5 serta kesesuaian antara fasilitas perkotaan dengan jumlah penduduk di Kota Dumai tahun 2014. D. Rumusan Masalah Berdasarkan pembatasan masalah di atas, maka yang menjadi rumusan masalah dalam penelitian ini adalah: 1. Bagaimana kesesuaian jumlah penduduk dengan ketersediaan fasilitas pendidikan (SD, SMP, SMA) di Kota Dumai tahun 2014? 2. Bagaimana kesesuaian jumlah penduduk dengan ketersediaan fasilitas kesehatan (Rumah Sakit, Puskesmas, Puskesmas Pembantu) di Kota Dumai tahun 2014? 3. Bagaimana kesesuaian jumlah penduduk dengan ketersediaan fasilitas perekonomian (Pasar, Bank, Koperasi) di Kota Dumai tahun 2014? E. Tujuan Penelitian Berdasarkan rumusan masalah di atas, maka tujuan dari penelitian ini adalah sebagai berikut : 1. Untuk mengetahui kesesuaian jumlah penduduk dengan ketersediaan fasilitas pendidikan (SD, SMP, SMA) di Kota Dumai tahun 2014. 2. Untuk mengetahui kesesuaian jumlah penduduk dengan ketersediaan fasilitas kesehatan (Rumah Sakit, Puskesmas, Puskesmas Pembantu) di Kota Dumai tahun 2014.

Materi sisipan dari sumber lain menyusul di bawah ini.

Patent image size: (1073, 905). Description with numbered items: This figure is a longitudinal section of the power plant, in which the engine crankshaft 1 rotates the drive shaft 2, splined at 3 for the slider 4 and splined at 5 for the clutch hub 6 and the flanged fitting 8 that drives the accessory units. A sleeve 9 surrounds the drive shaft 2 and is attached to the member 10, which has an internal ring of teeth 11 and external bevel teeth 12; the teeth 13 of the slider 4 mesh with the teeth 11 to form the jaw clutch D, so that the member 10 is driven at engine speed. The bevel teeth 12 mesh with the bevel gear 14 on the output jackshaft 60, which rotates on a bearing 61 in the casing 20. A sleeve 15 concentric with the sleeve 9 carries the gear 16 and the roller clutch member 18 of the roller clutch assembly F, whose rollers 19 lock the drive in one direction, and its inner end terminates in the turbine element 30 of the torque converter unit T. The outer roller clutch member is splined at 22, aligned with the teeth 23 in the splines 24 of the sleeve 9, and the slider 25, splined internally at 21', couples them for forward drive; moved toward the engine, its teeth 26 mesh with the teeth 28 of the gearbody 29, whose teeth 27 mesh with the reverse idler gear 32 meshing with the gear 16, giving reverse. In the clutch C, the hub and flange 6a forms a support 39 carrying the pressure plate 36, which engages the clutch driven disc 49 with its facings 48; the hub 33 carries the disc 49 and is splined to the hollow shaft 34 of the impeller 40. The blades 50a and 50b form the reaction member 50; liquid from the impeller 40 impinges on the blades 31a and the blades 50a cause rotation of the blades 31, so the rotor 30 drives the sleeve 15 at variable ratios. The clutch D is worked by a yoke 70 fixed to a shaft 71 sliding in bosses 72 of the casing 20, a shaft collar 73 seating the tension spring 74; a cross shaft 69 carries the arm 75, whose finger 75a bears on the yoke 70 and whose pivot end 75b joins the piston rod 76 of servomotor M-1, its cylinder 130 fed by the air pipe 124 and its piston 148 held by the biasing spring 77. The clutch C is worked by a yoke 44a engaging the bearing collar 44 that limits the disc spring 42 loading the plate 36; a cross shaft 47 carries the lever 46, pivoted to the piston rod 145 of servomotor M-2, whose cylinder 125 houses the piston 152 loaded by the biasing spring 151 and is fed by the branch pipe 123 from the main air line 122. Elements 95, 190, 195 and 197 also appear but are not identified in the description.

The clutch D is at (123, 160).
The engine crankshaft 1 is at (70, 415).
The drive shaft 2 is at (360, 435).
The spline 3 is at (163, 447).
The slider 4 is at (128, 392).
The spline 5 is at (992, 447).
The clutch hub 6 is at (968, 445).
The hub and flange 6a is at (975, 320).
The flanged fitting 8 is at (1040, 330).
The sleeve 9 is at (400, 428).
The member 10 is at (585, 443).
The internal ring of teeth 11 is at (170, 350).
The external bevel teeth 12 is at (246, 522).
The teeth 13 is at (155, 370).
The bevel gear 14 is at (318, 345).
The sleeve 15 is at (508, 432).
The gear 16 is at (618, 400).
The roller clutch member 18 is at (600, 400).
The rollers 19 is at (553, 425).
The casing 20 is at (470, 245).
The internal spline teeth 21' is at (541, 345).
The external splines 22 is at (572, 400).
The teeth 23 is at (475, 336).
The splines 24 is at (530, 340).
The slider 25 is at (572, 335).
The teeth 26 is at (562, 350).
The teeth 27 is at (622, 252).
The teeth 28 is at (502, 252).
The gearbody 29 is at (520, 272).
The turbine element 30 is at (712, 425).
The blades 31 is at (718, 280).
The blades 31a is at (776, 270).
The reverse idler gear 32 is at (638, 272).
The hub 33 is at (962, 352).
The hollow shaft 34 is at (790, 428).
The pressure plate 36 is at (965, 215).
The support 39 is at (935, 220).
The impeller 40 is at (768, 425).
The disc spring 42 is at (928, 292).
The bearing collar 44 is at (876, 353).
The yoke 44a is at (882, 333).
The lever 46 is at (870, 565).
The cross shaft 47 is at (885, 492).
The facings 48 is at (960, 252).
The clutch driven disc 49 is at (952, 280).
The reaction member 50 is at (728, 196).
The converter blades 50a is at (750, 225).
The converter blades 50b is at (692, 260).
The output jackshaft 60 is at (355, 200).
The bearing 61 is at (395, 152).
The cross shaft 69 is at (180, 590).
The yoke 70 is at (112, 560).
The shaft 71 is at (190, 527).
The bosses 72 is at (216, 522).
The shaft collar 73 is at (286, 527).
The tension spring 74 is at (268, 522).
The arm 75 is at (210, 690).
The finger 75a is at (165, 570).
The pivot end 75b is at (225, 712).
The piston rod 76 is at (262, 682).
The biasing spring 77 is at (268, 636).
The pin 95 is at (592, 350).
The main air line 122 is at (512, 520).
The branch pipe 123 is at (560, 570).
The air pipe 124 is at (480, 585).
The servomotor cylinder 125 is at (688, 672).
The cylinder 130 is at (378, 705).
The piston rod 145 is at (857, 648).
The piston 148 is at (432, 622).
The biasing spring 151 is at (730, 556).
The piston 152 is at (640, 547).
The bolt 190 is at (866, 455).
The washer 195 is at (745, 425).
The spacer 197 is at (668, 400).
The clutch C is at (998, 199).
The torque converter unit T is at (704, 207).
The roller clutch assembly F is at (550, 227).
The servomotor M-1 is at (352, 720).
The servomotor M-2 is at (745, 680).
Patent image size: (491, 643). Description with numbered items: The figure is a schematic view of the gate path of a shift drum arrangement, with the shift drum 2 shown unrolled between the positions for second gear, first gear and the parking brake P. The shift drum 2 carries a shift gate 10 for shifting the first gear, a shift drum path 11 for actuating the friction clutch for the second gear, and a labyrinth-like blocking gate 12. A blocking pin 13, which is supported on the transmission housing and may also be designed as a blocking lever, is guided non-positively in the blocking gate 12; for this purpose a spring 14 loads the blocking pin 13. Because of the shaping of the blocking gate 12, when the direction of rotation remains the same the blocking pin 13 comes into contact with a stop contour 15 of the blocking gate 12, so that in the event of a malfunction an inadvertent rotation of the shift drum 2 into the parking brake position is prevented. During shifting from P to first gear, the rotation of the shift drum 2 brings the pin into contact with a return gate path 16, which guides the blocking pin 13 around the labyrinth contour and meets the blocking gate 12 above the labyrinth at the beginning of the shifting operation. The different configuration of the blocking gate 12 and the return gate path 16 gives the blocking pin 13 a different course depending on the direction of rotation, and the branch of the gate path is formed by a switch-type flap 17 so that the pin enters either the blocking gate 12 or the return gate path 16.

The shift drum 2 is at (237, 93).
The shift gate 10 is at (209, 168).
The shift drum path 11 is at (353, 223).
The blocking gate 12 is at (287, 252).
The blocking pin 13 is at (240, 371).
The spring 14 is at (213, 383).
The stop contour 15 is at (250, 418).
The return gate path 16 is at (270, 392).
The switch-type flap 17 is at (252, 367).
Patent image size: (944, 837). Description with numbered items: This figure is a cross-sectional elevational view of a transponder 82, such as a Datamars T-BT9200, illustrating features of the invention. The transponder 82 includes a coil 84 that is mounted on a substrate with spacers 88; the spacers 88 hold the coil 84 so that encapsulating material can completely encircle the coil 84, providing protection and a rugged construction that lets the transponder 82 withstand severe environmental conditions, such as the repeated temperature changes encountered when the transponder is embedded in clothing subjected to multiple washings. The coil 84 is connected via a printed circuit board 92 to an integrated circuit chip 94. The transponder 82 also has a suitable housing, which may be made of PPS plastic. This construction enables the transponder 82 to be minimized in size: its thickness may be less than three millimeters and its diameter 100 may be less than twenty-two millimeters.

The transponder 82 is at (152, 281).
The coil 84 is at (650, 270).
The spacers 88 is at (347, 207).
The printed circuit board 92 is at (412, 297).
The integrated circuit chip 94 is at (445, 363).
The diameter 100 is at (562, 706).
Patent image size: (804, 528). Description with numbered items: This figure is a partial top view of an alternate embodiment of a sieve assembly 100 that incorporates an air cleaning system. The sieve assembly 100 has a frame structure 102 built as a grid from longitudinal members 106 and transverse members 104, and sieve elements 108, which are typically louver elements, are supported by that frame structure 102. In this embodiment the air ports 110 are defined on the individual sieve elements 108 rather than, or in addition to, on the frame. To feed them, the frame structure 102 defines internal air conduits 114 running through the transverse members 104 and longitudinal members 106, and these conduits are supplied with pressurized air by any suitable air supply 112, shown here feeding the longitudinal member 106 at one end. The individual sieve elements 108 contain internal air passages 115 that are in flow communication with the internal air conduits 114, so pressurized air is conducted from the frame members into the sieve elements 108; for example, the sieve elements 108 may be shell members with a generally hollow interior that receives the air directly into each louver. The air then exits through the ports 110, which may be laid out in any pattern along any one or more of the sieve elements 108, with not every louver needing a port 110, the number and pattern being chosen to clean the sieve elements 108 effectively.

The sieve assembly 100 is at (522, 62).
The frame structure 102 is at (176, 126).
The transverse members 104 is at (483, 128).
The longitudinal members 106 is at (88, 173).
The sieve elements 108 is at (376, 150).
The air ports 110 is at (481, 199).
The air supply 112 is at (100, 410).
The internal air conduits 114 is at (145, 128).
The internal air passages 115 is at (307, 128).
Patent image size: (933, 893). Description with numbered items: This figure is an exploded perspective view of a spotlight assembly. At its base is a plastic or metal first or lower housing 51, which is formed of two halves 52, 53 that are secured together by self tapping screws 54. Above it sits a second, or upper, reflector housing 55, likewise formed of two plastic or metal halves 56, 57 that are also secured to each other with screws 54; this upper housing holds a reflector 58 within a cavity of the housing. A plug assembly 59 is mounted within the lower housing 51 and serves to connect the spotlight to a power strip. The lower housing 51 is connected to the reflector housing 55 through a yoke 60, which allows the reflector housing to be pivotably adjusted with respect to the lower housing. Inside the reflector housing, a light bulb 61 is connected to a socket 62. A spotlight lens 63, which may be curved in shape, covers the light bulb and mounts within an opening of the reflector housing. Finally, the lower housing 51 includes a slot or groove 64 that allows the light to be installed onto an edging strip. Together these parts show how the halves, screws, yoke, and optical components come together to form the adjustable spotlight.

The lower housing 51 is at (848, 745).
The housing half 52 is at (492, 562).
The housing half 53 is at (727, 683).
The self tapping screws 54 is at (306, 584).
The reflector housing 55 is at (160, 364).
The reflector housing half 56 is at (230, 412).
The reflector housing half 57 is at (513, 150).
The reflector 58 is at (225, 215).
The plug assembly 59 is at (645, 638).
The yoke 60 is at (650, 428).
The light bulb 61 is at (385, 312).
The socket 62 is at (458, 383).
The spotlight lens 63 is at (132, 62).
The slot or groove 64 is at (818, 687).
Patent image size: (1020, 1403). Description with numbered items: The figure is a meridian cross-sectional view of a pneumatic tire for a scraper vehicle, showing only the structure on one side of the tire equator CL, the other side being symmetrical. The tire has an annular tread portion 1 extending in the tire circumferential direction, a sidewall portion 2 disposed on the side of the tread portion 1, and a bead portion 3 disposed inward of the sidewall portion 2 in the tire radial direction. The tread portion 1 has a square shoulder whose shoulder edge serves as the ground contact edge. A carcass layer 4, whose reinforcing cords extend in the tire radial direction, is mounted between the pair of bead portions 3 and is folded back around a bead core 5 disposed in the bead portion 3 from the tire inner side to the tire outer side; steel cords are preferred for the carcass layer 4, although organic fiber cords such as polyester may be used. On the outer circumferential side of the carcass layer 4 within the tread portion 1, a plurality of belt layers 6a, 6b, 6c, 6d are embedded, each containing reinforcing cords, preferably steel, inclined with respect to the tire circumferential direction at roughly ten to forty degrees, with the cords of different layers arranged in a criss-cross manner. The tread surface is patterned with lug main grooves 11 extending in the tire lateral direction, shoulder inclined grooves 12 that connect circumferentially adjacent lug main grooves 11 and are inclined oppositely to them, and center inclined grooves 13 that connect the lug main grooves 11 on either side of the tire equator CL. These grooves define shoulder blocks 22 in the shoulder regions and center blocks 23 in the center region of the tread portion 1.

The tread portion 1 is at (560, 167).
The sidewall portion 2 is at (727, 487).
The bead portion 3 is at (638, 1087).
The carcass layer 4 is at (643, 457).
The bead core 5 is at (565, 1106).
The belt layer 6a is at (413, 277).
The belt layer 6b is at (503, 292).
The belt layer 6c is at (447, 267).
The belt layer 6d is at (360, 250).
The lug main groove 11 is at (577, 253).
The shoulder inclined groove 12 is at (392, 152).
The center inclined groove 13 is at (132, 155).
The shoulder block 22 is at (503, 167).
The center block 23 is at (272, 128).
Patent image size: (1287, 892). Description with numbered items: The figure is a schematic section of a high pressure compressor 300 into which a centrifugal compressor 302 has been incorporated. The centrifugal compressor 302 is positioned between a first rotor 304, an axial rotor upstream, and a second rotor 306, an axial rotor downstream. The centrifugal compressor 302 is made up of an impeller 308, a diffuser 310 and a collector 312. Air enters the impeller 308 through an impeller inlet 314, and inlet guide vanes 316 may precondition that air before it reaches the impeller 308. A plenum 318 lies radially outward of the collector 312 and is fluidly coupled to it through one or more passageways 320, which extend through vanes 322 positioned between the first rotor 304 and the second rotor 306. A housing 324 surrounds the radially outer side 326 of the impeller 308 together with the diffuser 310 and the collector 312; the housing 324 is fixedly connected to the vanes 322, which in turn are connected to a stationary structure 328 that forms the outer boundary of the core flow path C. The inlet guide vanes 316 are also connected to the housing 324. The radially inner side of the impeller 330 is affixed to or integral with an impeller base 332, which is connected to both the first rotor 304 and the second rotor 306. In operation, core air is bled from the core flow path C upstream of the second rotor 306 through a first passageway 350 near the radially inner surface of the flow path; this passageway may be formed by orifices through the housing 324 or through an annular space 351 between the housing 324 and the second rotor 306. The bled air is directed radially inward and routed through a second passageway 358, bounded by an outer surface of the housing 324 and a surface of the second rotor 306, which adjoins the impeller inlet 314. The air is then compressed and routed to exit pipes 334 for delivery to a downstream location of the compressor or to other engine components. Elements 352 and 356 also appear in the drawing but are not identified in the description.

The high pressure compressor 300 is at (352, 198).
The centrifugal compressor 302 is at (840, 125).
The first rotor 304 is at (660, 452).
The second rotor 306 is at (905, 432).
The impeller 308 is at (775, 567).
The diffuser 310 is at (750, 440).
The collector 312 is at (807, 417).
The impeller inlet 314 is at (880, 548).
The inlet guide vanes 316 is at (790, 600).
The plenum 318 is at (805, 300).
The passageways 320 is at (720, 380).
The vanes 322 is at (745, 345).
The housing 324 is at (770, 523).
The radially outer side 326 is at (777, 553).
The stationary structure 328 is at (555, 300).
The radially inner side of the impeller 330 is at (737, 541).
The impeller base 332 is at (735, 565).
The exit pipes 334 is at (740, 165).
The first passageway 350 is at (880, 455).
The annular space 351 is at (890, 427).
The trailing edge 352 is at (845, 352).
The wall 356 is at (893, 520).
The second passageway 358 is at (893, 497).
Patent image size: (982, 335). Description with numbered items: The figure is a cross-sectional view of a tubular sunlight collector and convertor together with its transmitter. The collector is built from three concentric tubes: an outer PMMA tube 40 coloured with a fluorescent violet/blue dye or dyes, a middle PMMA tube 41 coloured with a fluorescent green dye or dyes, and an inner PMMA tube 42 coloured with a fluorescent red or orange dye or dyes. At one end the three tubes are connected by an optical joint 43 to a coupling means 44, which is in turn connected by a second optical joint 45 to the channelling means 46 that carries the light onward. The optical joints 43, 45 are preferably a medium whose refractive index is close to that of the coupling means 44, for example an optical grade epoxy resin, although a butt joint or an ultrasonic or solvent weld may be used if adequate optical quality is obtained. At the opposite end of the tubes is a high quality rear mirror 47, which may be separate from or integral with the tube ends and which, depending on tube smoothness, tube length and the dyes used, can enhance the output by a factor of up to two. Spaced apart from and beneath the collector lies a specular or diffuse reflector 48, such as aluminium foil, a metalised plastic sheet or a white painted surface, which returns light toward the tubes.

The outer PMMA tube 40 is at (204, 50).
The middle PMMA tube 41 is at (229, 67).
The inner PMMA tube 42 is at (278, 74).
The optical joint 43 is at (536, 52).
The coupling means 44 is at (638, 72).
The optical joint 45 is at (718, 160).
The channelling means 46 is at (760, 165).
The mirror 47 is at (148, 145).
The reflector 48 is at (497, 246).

6 3. Untuk mengetahui kesesuaian jumlah penduduk dengan ketersediaan fasilitas perekonomian (Pasar, Bank, Koperasi) di Kota Dumai tahun 2014. F. Manfaat Penelitian Hasil penelitian ini nantinya diharapkan dapat bermanfaat antara lain sebagai berikut : 1. Sebagai sumbangan pemikiran dan sumber ilmu pengetahuan, khususnya di bidang geografi. 2. Sebagai bahan masukan dan pertimbangan bagi pihak pemerintah daerah setempat dalam mengambil kebijaksanaan pembangunan fasilitas perkotaan yang akan dilaksanakan. 3. Menambah wawasan penulis dan cakrawala peneliti dalam menyusun karya ilmiah dalam bentuk skripsi. 4. Sebagai bahan referensi bagi peneliti lain yang ingin membahas permasalahan yang sama pada waktu dan tempat yang berbeda.